What’s the best reason for building a team? There are several.
- The Best Mission
Amazingly, God allows folks like us to participate in the eternal. We get to spend our limited energies serving the mission of an unlimited God. Could here be any greater thrill than that? When we invite people to share in the work of Christ’s mission, we are including them in an extraordinary purpose and opening the door to the most satisfying version of life they will ever find.
If you’re just looking for workers to get you through another Sunday, no wonder people aren’t lining up to be involved. But when they see that joining your team is a chance to find the life they’ve dreamed of…well, the response changes significantly.
So ask yourself what you believe about serving Christ. Let the potential of such opportunity fill your heart and it will change how you approach prospective team members.
- The Best Connection
Jesus invited His future disciples to more than a job. He opened the opportunity to connect to Him. That’s why their invitation was “Come, follow Me.” When you build your team, you are asking people to come be with you, to be mentored and grown because of an elevated relationship.
In Matthew 11:28-30, Jesus says, “Take my yoke upon you, and learn from Me, for I am gentle and lowly in heart, and you will find rest for your souls. For My yoke fits perfectly, and the burden I give you is light.” In those days, a yoke was used for oxen as they labored in the field. The yoke He spoke of was designed to harness two oxen, a strong one and a weak one. The weaker of the two was present to learn what it meant to work in the field through “on-the-job” training from the stronger ox. Most of the weight was carried by the strong one until the development process was complete. What a vivid picture of the mentoring process.

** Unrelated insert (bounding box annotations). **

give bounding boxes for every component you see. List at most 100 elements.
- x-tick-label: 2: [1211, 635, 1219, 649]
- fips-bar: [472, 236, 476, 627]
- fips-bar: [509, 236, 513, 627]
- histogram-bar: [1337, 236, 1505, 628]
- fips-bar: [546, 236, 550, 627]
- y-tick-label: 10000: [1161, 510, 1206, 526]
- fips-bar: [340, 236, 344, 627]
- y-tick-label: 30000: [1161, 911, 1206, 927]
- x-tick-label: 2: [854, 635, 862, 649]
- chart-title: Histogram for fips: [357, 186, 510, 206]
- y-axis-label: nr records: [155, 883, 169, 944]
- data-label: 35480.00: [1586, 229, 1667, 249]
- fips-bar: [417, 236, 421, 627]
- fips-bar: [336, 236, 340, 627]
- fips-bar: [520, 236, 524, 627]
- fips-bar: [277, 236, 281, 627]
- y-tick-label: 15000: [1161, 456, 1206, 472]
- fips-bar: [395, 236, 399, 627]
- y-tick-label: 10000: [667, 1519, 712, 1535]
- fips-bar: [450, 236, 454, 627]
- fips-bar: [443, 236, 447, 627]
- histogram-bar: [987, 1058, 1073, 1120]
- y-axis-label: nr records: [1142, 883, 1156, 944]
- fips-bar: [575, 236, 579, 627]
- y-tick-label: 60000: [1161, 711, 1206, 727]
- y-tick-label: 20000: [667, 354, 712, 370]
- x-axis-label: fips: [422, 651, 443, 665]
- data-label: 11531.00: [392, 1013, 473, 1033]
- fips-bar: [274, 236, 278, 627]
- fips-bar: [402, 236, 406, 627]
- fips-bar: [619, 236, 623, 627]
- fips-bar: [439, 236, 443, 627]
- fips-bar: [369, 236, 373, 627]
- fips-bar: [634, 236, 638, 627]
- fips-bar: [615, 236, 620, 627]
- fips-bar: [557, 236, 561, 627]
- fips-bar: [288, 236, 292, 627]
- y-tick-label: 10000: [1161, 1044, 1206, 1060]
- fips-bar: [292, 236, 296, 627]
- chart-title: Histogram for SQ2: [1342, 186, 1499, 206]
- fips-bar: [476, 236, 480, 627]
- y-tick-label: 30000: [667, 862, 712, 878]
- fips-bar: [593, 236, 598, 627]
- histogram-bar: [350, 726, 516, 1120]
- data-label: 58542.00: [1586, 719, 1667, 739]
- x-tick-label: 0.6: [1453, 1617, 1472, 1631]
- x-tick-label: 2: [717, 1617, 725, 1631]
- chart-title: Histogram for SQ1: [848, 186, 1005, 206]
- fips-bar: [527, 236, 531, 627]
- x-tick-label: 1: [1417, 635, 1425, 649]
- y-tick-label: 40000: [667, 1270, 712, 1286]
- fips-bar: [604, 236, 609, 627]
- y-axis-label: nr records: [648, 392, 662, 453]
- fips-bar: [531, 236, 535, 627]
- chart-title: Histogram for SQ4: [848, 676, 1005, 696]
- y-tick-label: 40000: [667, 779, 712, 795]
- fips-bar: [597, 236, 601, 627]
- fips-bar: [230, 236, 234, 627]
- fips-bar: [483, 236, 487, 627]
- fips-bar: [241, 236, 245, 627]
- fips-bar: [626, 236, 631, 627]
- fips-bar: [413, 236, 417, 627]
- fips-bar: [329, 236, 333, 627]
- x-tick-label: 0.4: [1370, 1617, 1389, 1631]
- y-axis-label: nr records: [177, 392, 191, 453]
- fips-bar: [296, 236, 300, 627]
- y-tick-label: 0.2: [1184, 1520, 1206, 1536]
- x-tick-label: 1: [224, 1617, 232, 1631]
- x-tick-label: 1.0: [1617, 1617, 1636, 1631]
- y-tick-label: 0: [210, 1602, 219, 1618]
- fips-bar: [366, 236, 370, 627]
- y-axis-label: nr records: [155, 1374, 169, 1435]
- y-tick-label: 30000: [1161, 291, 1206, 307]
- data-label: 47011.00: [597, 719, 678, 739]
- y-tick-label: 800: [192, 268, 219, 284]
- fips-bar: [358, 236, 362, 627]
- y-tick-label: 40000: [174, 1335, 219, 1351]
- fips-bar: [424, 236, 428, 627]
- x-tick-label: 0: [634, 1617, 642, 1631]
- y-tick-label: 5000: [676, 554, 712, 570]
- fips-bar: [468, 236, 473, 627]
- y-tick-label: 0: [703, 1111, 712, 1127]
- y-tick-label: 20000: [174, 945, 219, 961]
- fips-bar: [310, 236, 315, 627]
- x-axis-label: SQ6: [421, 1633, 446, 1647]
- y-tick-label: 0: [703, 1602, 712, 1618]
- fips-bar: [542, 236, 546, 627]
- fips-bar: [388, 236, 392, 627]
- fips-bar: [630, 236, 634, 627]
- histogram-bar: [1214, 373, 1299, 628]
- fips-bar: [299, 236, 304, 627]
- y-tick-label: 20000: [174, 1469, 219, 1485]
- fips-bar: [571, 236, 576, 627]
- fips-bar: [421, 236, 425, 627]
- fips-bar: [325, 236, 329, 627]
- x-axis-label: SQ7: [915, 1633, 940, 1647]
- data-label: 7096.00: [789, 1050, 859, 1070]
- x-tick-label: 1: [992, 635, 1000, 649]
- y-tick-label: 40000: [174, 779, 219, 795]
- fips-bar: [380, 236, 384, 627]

This is the relationship you offer to those who work with you. Yes, we are certainly working with Jesus too, but joining the team is more than doing a bunch of church work. Such efforts will grow us toward God’s plan for our lives too.
Team leaders spend time with their team. In fact, they spend more time with their team than they do with others. If being on your team means a deeper commitment between you and me, my interest will grow.
- The Best Opportunity
When I understand that being on your team will help me make a difference in the lives of others and bring genuine impact to the world around me, how can I not be excited about that? When you realize that you’re opening the door to such a life, you’ll never apologize for “asking someone to help.”
Serving Christ by serving others is the very best life possible. Too many pastors seem almost apologetic in asking people to join their team. Making a real difference is the deep desire of every individual.
When you understand what it can really mean to be on your team, your approach to people begins to change. No longer are workers something we need to find. Instead, we are offering a life-changing journey for those who truly want all God has for their lives. When you see life on your team as the fulfillment of real purpose, people will begin to see it too.